GOP Assemblyman Tom Lackey, also in the Antelope Valley, represents an increasingly Democratic district, but he has had the good fortune to run three times against former Democratic Assemblyman Steve Fox, whom he defeated in 2014 after Fox was accused of multiple incidents of sexual harassment and the Assembly paid out at least two six figure settlements to former Assembly staffers.

Democrats had a credible candidate for the seat in the primary, but helpful independent expenditures by business groups lifted Fox into second place again, thereby probably assuring Lackey another term in Sacramento.

One of the oddest races involved former GOP Assembly Leader Chad Mayes of the Inland Empire who the day before the filing deadline switched from Republican to No Party Preference, and thus ended up seeking re-election without a political party.  But Mayes gave outraged Republicans long enough to find a GOP candidate, Andrew Kotyuk, the mayor of San Jacinto. 

Kotyuk managed to run second to Mayes in the primary, but this also means there will be no Democrat on the ballot.  Mayes could suffer a pincer movement; GOP voters have a candidate they will vote for, but Democrats don’t. Therefore Democrats are more likely to leave their ballots blank while Republicans vote for Kotyuk.  Mayes could suffer the problem of past non-partisan candidates, too few voters because of lack of a party base.  

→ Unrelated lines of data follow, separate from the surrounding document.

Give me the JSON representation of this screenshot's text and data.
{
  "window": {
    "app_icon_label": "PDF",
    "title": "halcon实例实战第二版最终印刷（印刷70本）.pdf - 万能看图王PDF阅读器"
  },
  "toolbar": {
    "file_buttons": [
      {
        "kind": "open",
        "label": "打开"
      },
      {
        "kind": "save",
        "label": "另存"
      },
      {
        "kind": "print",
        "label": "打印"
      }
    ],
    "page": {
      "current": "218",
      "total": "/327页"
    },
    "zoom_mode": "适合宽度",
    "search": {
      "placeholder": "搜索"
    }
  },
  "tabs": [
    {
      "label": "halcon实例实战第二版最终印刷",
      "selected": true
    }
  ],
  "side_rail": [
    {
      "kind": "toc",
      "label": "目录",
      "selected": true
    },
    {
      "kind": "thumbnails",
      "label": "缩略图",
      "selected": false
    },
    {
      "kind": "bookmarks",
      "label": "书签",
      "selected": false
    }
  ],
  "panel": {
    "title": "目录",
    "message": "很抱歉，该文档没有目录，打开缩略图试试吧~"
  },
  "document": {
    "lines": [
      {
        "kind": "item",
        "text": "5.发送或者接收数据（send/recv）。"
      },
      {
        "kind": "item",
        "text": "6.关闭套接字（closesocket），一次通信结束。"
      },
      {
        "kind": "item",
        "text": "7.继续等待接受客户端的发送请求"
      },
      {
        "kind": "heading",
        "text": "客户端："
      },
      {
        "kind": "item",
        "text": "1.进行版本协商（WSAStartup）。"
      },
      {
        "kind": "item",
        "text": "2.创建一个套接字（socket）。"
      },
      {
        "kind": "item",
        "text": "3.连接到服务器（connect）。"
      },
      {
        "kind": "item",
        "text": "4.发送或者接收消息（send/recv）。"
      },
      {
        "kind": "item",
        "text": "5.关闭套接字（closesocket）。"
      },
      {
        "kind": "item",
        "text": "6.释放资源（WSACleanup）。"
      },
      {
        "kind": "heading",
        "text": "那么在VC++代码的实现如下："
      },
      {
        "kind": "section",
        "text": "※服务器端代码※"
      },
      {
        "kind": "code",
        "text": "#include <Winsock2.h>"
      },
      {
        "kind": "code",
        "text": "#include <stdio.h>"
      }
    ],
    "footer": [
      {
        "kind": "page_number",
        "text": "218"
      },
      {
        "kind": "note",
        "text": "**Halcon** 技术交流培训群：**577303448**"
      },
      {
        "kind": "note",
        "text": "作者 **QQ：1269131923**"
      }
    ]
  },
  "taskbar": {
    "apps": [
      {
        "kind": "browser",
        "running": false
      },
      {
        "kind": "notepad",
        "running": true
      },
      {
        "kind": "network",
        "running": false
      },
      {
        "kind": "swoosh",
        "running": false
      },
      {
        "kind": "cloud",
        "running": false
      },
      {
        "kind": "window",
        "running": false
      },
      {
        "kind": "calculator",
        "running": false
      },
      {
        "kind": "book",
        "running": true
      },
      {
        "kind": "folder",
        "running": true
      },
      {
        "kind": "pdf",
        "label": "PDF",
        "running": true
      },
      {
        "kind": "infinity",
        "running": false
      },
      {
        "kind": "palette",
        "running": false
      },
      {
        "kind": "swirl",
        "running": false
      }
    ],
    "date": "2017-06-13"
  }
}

Assembly Republicans also got some breaks in Orange County where Assemblyman Bill Brough, also accused of sexual harassment, ran a poor fourth, and Assemblyman Tyler Diep, who voted for the controversial AB 5, also ran out of the money.  Both will probably be replaced by Republican women.

In 2018, Republicans lost seven congressional seats in California, half their representation on Washington, and the GOP hopes to reverse at least a couple of these losses in 2020.  One test of the viability of an incumbent in the top two open primary is whether he or she tops 50 percent. 

By this measure, at least four Democratic freshmen are in some trouble.  In the Fresno-Kings County 21st Congressional district, incumbent Democratic Congressman C.J. Cox only received 39 percent while 50 percent voted for his GOP opponent former Congressman David Valadao.  

To the north, Democratic Rep. Josh Harder received only 44 percent in his Modesto area district.  In Orange County, Democratic Congressmen Gil Cisneros and Harley Rouda each received 47 percent of the total vote.  In all four districts slightly more Republican than Democratic ballots were cast.

None of this says Republicans will win back all of these districts, or even any of these districts.  The primary is not a general election predictor, and President Trump remains highly unpopular in California.  And the GOP has to defend weak incumbents of their own; two Republican State Senators also ran under 50 percent in their primaries.

But there is a glimmer of hope for them that on law enforcement and taxes the public mood has moved more in the Republican direction.  California is entirely in Democratic hands so how the Democratic officeholders handle the pandemic will go far to determine the politics of 2020 and perhaps beyond.  In just three weeks since California’s primary, the political world, like the world at large, has undergone fundamental change.